Finding broken external links on websites using Scrapy

Scrapy is an open source scraping and web crawling tool written in Python. It's got a lot of good documentation on getting started and has a very simple to use CLI. I'm not going to go into the details of getting scrapy running since it would be redundant with their documentation, however I will note a quick way to find external broken links with a quick spider implementation that I've started using.

After you have a basic scrapy project running in your spiders folder add a new file named broken_link_spider.py.

from scrapy.spiders import CrawlSpider, Rule
from scrapy.linkextractors import LinkExtractor

class BrokenLinkSpider(CrawlSpider):
    name = 'broken_link_spider'
    start_urls = ['https://blog.bythewood.me/']
    handle_httpstatus_list = [200, 301, 302, 303, 307, 400, 401, 403, 404, 500]

rules = (
        Rule(
            LinkExtractor(
                allow_domains=['blog.bythewood.me'],
            ),
            callback='parse_local',
            follow=True,
        ),
        Rule(
            LinkExtractor(),
            callback='parse_external',
        ),
    )

def parse_local(self, response):
        if response.status != 200:
            return {
                'url': response.url,
                'status': response.status,
                'type': 'local',
            }

def parse_external(self, response):
        if response.status != 200:
            return {
                'url': response.url,
                'status': response.status,
                'type': 'external',
            }

To explain the pieces of this spider:

By default Scrapy ignores http responses that are not a 200 status code. You have to tell it to scrape all the status codes you want, including broken ones, with the handle_httpstatus_list variable.
We then need two rules.
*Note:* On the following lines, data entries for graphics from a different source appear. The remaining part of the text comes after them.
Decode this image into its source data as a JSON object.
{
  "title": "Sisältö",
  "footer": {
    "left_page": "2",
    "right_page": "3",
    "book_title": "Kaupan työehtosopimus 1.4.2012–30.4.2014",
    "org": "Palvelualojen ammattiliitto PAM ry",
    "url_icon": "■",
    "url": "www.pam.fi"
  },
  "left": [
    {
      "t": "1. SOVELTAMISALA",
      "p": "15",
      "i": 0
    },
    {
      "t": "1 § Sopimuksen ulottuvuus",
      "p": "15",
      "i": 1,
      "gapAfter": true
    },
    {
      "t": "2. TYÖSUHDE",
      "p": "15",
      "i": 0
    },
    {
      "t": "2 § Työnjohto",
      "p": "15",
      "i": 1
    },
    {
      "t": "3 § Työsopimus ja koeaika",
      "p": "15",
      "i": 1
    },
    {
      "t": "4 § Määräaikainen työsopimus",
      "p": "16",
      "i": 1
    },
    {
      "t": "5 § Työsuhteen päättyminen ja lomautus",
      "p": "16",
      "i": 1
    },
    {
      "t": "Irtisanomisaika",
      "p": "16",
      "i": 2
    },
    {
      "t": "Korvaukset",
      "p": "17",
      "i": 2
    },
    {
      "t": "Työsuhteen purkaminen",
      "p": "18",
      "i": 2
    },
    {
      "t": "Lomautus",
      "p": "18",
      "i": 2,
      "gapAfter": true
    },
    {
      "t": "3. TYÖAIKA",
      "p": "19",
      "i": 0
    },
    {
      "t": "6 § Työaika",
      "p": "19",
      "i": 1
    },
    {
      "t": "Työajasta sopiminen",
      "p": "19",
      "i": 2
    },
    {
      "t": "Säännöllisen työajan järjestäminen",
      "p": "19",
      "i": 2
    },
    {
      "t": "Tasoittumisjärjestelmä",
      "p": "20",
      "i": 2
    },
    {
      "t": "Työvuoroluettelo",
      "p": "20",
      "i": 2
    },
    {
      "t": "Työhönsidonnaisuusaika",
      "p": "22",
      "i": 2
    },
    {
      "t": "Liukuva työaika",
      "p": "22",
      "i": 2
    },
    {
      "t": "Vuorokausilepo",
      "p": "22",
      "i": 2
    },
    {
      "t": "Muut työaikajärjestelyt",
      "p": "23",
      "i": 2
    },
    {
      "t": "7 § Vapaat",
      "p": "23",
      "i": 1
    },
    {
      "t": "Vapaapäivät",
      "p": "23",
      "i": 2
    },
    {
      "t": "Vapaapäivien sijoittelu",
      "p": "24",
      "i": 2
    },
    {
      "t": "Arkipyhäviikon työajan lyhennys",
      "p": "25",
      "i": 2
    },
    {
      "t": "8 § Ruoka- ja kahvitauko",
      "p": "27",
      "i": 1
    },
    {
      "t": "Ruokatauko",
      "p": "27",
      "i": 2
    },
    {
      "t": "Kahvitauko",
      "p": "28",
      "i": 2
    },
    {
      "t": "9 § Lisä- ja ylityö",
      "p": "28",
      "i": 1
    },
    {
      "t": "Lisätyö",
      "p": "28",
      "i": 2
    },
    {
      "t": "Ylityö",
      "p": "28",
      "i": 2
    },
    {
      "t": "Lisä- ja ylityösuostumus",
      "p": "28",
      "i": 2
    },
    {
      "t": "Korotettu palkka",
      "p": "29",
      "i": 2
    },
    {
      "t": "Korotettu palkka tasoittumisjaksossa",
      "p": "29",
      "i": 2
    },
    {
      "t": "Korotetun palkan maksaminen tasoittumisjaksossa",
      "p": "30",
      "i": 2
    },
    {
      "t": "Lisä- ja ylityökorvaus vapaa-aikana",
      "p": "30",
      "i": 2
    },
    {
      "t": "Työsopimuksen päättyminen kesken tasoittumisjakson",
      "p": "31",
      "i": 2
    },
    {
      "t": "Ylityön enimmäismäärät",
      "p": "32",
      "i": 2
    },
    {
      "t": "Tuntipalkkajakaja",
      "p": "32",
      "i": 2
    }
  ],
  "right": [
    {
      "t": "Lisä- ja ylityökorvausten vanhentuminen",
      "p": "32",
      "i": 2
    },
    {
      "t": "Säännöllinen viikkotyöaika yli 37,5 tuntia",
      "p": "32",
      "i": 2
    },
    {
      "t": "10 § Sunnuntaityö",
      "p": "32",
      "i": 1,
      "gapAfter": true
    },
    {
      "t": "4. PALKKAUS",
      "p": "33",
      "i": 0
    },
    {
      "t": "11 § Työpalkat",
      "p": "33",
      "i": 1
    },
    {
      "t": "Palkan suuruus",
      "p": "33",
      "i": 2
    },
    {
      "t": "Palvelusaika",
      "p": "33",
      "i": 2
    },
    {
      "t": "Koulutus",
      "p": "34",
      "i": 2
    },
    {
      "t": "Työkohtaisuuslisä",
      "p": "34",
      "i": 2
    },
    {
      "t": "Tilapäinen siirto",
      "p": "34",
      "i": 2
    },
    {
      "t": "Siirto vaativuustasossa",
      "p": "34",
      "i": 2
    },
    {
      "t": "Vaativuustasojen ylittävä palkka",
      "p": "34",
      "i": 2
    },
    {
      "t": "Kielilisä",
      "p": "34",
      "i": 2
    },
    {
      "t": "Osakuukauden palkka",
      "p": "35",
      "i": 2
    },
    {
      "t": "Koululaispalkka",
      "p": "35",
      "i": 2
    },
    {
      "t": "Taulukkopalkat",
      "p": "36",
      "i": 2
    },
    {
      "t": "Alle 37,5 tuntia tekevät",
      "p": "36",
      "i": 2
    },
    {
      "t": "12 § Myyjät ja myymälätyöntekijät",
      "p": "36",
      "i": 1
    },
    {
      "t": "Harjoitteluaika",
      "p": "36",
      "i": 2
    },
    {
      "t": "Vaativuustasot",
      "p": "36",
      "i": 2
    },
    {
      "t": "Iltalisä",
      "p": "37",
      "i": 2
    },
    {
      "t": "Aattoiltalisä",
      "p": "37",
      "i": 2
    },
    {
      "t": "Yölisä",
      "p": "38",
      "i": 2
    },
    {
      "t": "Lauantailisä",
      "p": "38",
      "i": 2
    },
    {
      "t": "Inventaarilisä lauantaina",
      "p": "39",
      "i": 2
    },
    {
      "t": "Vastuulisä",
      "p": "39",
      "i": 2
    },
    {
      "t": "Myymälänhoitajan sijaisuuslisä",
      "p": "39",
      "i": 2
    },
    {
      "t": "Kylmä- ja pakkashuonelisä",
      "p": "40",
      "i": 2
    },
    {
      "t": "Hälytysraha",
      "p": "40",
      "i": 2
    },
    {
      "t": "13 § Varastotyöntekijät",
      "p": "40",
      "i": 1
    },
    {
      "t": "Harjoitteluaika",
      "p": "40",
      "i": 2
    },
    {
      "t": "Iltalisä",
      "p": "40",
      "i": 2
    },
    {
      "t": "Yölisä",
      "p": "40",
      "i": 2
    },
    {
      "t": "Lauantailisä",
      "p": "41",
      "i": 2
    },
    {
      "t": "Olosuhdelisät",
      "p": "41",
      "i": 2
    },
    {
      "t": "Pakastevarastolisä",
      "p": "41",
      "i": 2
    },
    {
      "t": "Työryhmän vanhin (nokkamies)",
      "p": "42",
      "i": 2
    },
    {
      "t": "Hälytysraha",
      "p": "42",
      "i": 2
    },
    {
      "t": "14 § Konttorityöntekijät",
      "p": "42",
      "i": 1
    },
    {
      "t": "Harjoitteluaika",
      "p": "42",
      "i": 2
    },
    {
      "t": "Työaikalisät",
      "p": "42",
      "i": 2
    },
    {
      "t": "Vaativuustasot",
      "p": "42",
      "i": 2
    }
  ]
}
The first is for internal links that we follow to make sure we scrape every page on our website, we also want to note non-200 status codes on our own site incase we have a broken link there.
The second rule is for crawling the first page of an external site, we don't want to follow these since we don't inherently care about every page on the external websites, we just want to make sure the page we are landing on is not a dead link.
We then have two functions to parse our external and local links and we only return links that are not a 200 status code. This is somewhat of a naïve implementation as there are other successful status codes so you may want to change this to suit your needs.

Running this crawler can be done easily with Scrapy's CLI tool using scrapy crawl broken_link_spider -o output/broken_link_spider.json and you should be left with a nice list of all the dead links on your site in the output file!

As always with scraping and crawling make sure you obey robots.txt files and have permission to crawl the website before you go wild with something like this. It's a quick way to get your IP address blacklisted if you aren't following the rules.